Drugs Causing Abnormalities in Color Vision and Electroretinography
Phosphodiesterase 5 (PDE-5) inhibitors such as sildenafil and tadalafil can also partially inhibit phosphodiesterase 6 (PDE-6), an integral enzyme in the phototransduction cascade. Transient blue tinting of vision and temporarily abnormal ERG responses (including a delayed cone b-wave implicit time) have been observed in patients taking high doses of sildenafil. These changes may occur in up to 50% of patients ingesting doses greater than 100 mg, but no permanent retinal toxic effects have been reported. Reversible yellow tinting of vision, or xanthopsia, may be caused by the cardiac glycoside digitalis.
Figure 15-7 West African crystalline maculopathy. A, Fundus photographs of a patient from Nigeria with diabetes mellitus and previous panretinal photocoagulation scars. The distinct yellow-green refractile crystals in the fovea are better visualized in the magnified inset images. B, OCT image of the left eye shows the crystals located in the inner retina.

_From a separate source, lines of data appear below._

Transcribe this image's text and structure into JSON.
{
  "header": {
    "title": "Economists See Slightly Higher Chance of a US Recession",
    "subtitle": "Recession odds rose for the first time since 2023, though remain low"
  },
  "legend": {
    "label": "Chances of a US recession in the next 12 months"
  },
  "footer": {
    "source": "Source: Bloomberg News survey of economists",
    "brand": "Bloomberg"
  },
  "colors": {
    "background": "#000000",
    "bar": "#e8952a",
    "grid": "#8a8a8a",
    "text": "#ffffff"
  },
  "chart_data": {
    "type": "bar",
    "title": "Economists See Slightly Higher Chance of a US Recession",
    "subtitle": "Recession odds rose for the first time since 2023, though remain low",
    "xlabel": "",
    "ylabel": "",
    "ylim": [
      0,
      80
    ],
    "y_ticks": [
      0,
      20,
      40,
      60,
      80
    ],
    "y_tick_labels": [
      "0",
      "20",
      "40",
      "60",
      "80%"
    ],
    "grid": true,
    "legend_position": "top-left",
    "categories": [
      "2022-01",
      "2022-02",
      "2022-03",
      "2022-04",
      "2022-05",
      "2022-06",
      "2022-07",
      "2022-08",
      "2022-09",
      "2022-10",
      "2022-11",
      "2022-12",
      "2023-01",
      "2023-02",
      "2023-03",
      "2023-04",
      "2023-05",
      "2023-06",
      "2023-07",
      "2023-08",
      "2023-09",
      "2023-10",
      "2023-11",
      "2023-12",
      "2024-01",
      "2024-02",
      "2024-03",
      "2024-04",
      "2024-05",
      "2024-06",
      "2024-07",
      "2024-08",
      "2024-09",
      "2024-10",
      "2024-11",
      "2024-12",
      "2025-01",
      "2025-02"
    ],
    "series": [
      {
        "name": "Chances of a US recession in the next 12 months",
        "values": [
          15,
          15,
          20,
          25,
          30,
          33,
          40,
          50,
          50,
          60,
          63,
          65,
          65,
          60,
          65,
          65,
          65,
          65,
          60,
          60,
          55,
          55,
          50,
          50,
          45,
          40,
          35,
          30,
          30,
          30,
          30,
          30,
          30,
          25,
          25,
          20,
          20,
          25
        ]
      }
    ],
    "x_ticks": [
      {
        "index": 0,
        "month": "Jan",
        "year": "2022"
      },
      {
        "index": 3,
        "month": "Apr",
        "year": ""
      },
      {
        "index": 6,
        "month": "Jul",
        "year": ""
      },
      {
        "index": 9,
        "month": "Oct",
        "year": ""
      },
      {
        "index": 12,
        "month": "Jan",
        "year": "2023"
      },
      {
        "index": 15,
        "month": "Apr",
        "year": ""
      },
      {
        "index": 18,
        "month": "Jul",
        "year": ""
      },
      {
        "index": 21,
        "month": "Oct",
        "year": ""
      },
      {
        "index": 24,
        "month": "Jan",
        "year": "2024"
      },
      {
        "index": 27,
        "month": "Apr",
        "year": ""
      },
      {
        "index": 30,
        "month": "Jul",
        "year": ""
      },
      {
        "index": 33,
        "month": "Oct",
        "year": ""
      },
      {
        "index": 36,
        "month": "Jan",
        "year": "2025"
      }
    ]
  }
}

(Courtesy of Stephen J. Kim, MD.)
Some patients taking isotretinoin for the treatment of acne have reported poor night vision and have been found to have abnormal dark-adaptation curves and ERG responses. Toxicity seems to be infrequent but is more likely in patients undergoing repetitive courses of therapy. The changes are largely reversible.
The antiepileptic drug vigabatrin can cause visual field constriction and ERG abnormalities, including depression of the 30-Hz cone amplitude.